All of the plant parts grow either by linear growth functions (meristems, internodes, inflorescences, flowers) or S-shaped growth functions (leaves, fruits). Both linear and S-shaped growth is always bounded in speed by a minimum number of days required for any plant part to reach its optimal size. This "speed limit" simulates physical limitations on the speed of growth. In addition, some of the plant parts stop demanding biomass after a number of days because they are too old to grow any more. Most leaves and other plant parts in reality will not keep growing forever but stop even if the plant is still growing. This allows the plant to concentrate its resources on newer leaves which have better photosynthetic efficiency.

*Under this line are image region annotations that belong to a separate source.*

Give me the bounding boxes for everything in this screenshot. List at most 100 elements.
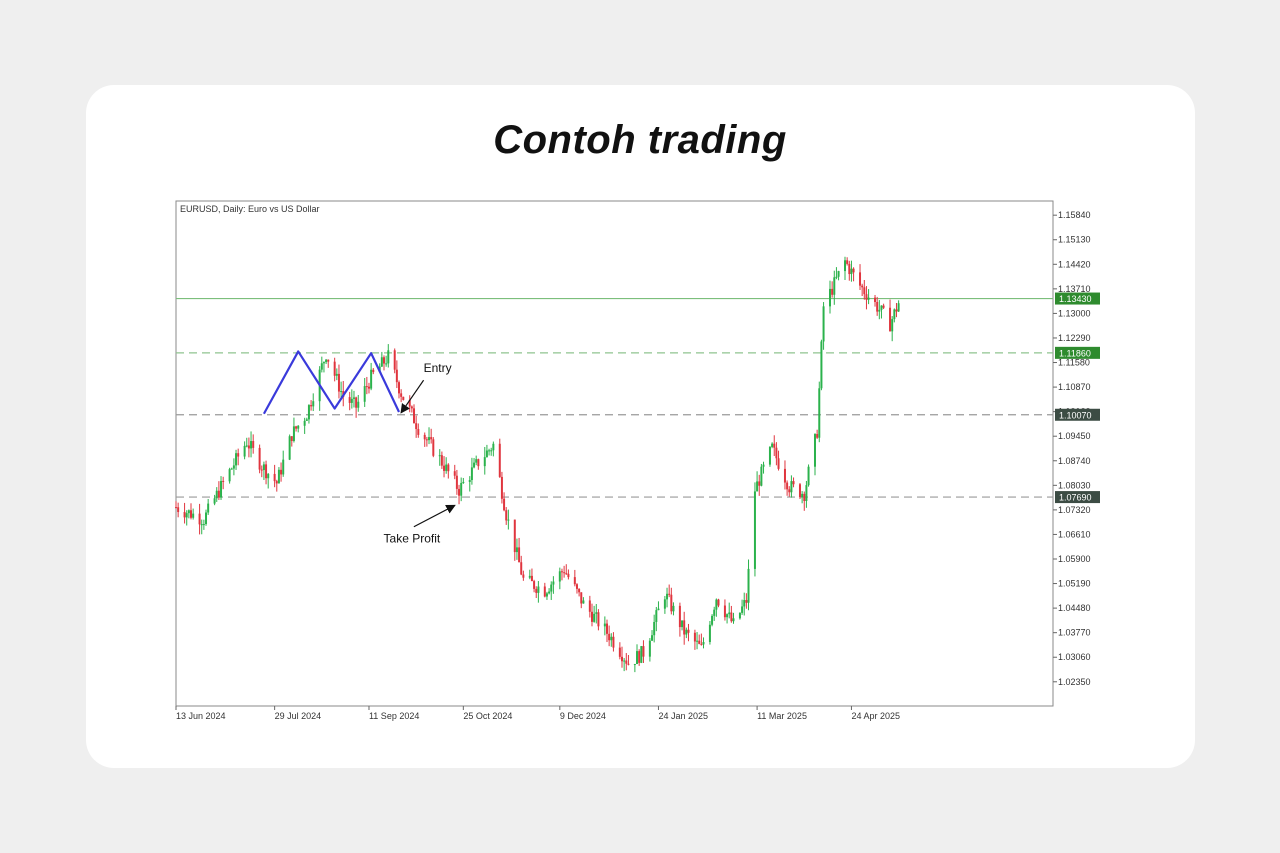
candle-up	[363, 377, 366, 407]
candle-up	[387, 344, 390, 368]
candle-down	[217, 481, 220, 500]
candle-down	[775, 442, 778, 466]
candle-down	[365, 376, 368, 395]
candle-up	[370, 362, 373, 391]
candle-up	[640, 645, 643, 664]
candle-down	[295, 425, 298, 432]
candle-up	[305, 417, 308, 421]
candle-down	[678, 602, 681, 637]
y-tick-label: 1.15130	[1058, 235, 1091, 245]
candle-down	[573, 569, 576, 587]
price-tag-label: 1.13430	[1059, 294, 1092, 304]
candle-up	[747, 559, 750, 611]
candle-up	[303, 417, 306, 434]
candle-down	[846, 257, 849, 266]
y-tick-label: 1.13710	[1058, 284, 1091, 294]
candle-up	[760, 463, 763, 487]
candle-down	[683, 611, 686, 645]
candle-down	[443, 456, 446, 478]
candle-down	[513, 519, 516, 561]
candle-down	[543, 582, 546, 598]
candle-up	[711, 614, 714, 627]
candle-up	[728, 602, 731, 619]
candle-down	[668, 584, 671, 598]
candle-down	[783, 460, 786, 490]
candle-up	[428, 427, 431, 445]
price-tag	[1055, 408, 1100, 421]
candle-up	[245, 437, 248, 448]
y-tick-label: 1.05900	[1058, 554, 1091, 564]
candle-up	[805, 480, 808, 508]
candle-down	[415, 415, 418, 438]
candle-up	[610, 633, 613, 647]
candle-down	[563, 565, 566, 578]
candle-down	[337, 364, 340, 399]
candle-down	[698, 634, 701, 645]
annotation-arrow	[400, 379, 425, 414]
candle-down	[861, 283, 864, 297]
candle-down	[882, 303, 885, 310]
candle-up	[545, 591, 548, 600]
candle-up	[833, 270, 836, 305]
candle-down	[258, 444, 261, 474]
candle-up	[867, 289, 870, 305]
y-tick-label: 1.14420	[1058, 259, 1091, 269]
y-tick-label: 1.13000	[1058, 308, 1091, 318]
price-tag	[1055, 346, 1100, 359]
candle-down	[453, 464, 456, 480]
x-tick-label: 9 Dec 2024	[560, 711, 606, 721]
candle-down	[876, 296, 879, 316]
candle-up	[702, 637, 705, 649]
candle-down	[859, 264, 862, 291]
candle-down	[498, 438, 501, 478]
candle-up	[653, 614, 656, 643]
candle-up	[715, 598, 718, 617]
candle-down	[455, 469, 458, 495]
y-tick-label: 1.03060	[1058, 652, 1091, 662]
candle-up	[738, 612, 741, 620]
candle-up	[651, 630, 654, 641]
candle-down	[252, 434, 255, 454]
candle-up	[672, 602, 675, 616]
candle-up	[483, 446, 486, 475]
candle-up	[743, 592, 746, 616]
candle-up	[460, 477, 463, 502]
candle-up	[741, 599, 744, 615]
x-tick-label: 13 Jun 2024	[176, 711, 226, 721]
candle-down	[440, 451, 443, 469]
candle-down	[625, 653, 628, 671]
candle-up	[822, 302, 825, 350]
candle-up	[350, 389, 353, 409]
candle-down	[693, 629, 696, 650]
candle-up	[603, 616, 606, 636]
candle-up	[232, 458, 235, 476]
candle-down	[590, 603, 593, 627]
plot-area	[175, 200, 1054, 707]
candle-up	[633, 663, 636, 673]
candle-down	[222, 476, 225, 490]
candle-up	[288, 434, 291, 461]
candle-down	[533, 579, 536, 593]
candle-up	[666, 587, 669, 608]
candle-down	[798, 483, 801, 500]
candle-down	[803, 491, 806, 511]
candle-down	[700, 633, 703, 646]
candle-down	[413, 404, 416, 424]
candle-down	[863, 279, 866, 300]
candle-up	[235, 449, 238, 470]
y-tick-label: 1.08740	[1058, 456, 1091, 466]
candle-down	[567, 569, 570, 580]
candle-down	[273, 464, 276, 488]
candle-down	[530, 568, 533, 582]
candle-down	[372, 368, 375, 375]
candle-up	[756, 471, 759, 492]
candle-down	[788, 486, 791, 497]
candle-up	[663, 595, 666, 614]
candle-up	[267, 473, 270, 489]
x-tick-label: 25 Oct 2024	[463, 711, 512, 721]
candle-down	[333, 357, 336, 382]
x-tick-label: 24 Apr 2025	[851, 711, 900, 721]
candle-up	[320, 356, 323, 373]
price-tag-label: 1.07690	[1059, 493, 1092, 503]
candle-down	[621, 646, 624, 668]
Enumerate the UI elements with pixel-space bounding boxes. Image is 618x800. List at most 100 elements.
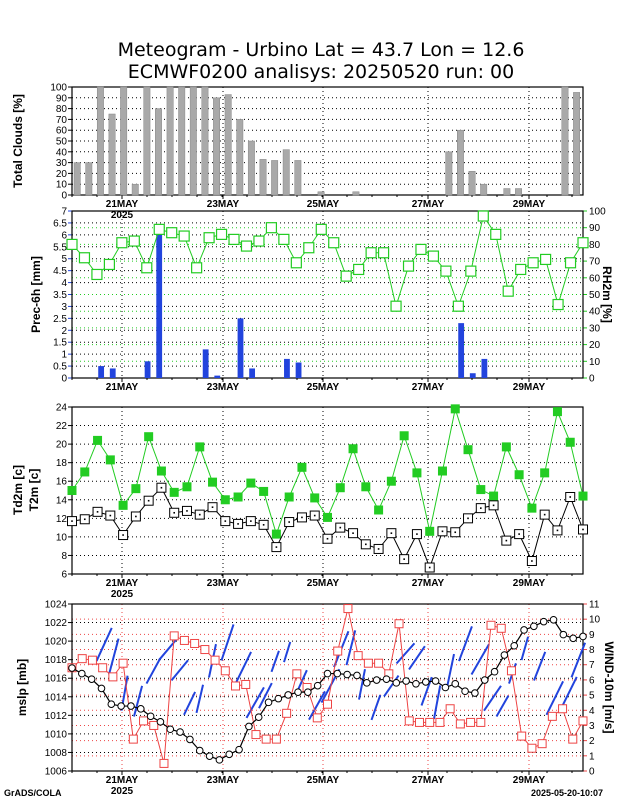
wind-marker bbox=[128, 734, 138, 744]
rh-marker bbox=[377, 247, 390, 259]
wind-marker bbox=[537, 739, 547, 749]
wind-marker bbox=[394, 619, 404, 629]
rh-marker bbox=[340, 270, 352, 282]
cloud-bar bbox=[282, 149, 290, 196]
td2m-marker-dot bbox=[122, 534, 124, 536]
wind-marker bbox=[169, 631, 179, 641]
wind-marker bbox=[261, 734, 271, 744]
td2m-marker-dot bbox=[186, 510, 188, 512]
td2m-marker-dot bbox=[198, 513, 201, 516]
wind-barb bbox=[258, 682, 273, 709]
y-tick-label: 1016 bbox=[45, 674, 68, 685]
cloud-bar bbox=[259, 159, 267, 196]
rh-marker bbox=[66, 238, 78, 250]
y-tick-label: 90 bbox=[56, 93, 68, 104]
precip-bar bbox=[458, 323, 465, 378]
wind-marker bbox=[282, 708, 292, 718]
cloud-bar bbox=[352, 191, 360, 196]
td2m-marker-dot bbox=[250, 520, 252, 522]
t2m-marker bbox=[156, 466, 166, 476]
y-tick-label: 3.5 bbox=[53, 290, 67, 301]
rh-marker bbox=[265, 222, 278, 234]
mslp-marker bbox=[471, 689, 479, 697]
wind-marker bbox=[558, 704, 568, 714]
mslp-marker bbox=[530, 622, 538, 631]
wind-marker bbox=[251, 730, 261, 740]
t2m-marker bbox=[412, 468, 422, 478]
precip-bar bbox=[214, 375, 221, 378]
rh-marker bbox=[303, 242, 315, 254]
mslp-marker bbox=[451, 679, 460, 688]
t2m-marker bbox=[450, 404, 460, 414]
wind-marker bbox=[292, 669, 302, 679]
y-tick-label: 6.5 bbox=[53, 218, 67, 229]
t2m-marker bbox=[310, 493, 320, 503]
chart-title-line2: ECMWF0200 analisys: 20250520 run: 00 bbox=[128, 61, 514, 83]
wind-marker bbox=[404, 716, 414, 726]
mslp-marker bbox=[87, 675, 96, 683]
t2m-marker bbox=[565, 437, 575, 447]
y-tick-label: 1010 bbox=[45, 729, 68, 740]
y2-tick-label: 100 bbox=[589, 207, 606, 218]
mslp-marker bbox=[205, 752, 214, 760]
y-tick-label: 2.5 bbox=[53, 314, 67, 325]
mslp-marker bbox=[549, 615, 558, 624]
td2m-marker-dot bbox=[160, 486, 163, 489]
footer-timestamp: 2025-05-20-10:07 bbox=[531, 788, 603, 798]
precip-bar bbox=[156, 232, 163, 378]
wind-marker bbox=[496, 623, 506, 633]
wind-marker bbox=[445, 704, 455, 714]
y-tick-label: 4.5 bbox=[53, 266, 67, 277]
wind-barb bbox=[358, 668, 366, 700]
rh-marker bbox=[116, 237, 128, 249]
panel-frame bbox=[71, 210, 584, 379]
td2m-marker-dot bbox=[339, 526, 342, 529]
rh-marker bbox=[328, 237, 340, 249]
x-day-label: 25MAY bbox=[307, 199, 340, 210]
cloud-bar bbox=[515, 188, 522, 196]
wind-barb bbox=[433, 685, 442, 720]
wind-marker bbox=[374, 658, 384, 668]
y-tick-label: 6 bbox=[61, 230, 67, 241]
wind-marker bbox=[323, 699, 332, 709]
wind-barb bbox=[495, 695, 510, 717]
mslp-marker bbox=[136, 705, 145, 713]
cloud-bar bbox=[224, 94, 232, 196]
mslp-marker bbox=[176, 728, 184, 736]
y-tick-label: 4 bbox=[61, 278, 67, 289]
td2m-marker-dot bbox=[390, 532, 393, 534]
y-tick-label: 1024 bbox=[45, 600, 68, 611]
wind-marker bbox=[486, 620, 496, 630]
cloud-bar bbox=[108, 113, 116, 196]
cloud-bar bbox=[96, 86, 104, 196]
t2m-marker bbox=[386, 476, 396, 486]
mslp-marker bbox=[313, 681, 322, 690]
x-day-label: 23MAY bbox=[207, 578, 240, 589]
x-day-label: 29MAY bbox=[513, 578, 546, 589]
y2-tick-label: 30 bbox=[589, 323, 601, 334]
cloud-bar bbox=[236, 119, 244, 196]
y-tick-label: 60 bbox=[56, 126, 68, 137]
wind-marker bbox=[87, 655, 97, 665]
precip-bar bbox=[144, 361, 151, 378]
rh-marker bbox=[552, 298, 564, 311]
y-tick-label: 0.5 bbox=[53, 362, 67, 373]
rh-marker bbox=[203, 232, 215, 244]
cloud-bar bbox=[178, 86, 186, 196]
td2m-marker-dot bbox=[313, 514, 316, 517]
x-day-label: 21MAY bbox=[106, 775, 139, 786]
mslp-marker bbox=[569, 634, 577, 643]
x-day-label: 27MAY bbox=[412, 578, 445, 589]
mslp-marker bbox=[412, 679, 420, 688]
rh-marker bbox=[103, 258, 115, 271]
y-tick-label: 0 bbox=[61, 374, 67, 385]
rh-marker bbox=[390, 300, 402, 312]
cloud-bar bbox=[561, 86, 569, 196]
wind-marker bbox=[414, 717, 424, 727]
mslp-marker bbox=[363, 679, 371, 687]
y2-tick-label: 11 bbox=[589, 600, 600, 611]
wind-barb bbox=[483, 685, 502, 712]
x-day-label: 23MAY bbox=[207, 199, 240, 210]
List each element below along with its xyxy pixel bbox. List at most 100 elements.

If the total amount of vegetative or reproductive biomass has decreased, the drawing plant asks each plant part how much live biomass it has. Each plant part keeps track of both living and dead biomass. The total amount of newly dead biomass (vegetative or reproductive) is removed proportionately from all plant parts, which means they move it into their "dead" pool. You could argue that this method is not realistic, since plants often lose whole leaves and stems while other parts remain intact. Possibly a weighting scheme to lose older plant parts more quickly would help make this more realistic. We have been working on such a weighting scheme but haven't worked out the problems with it.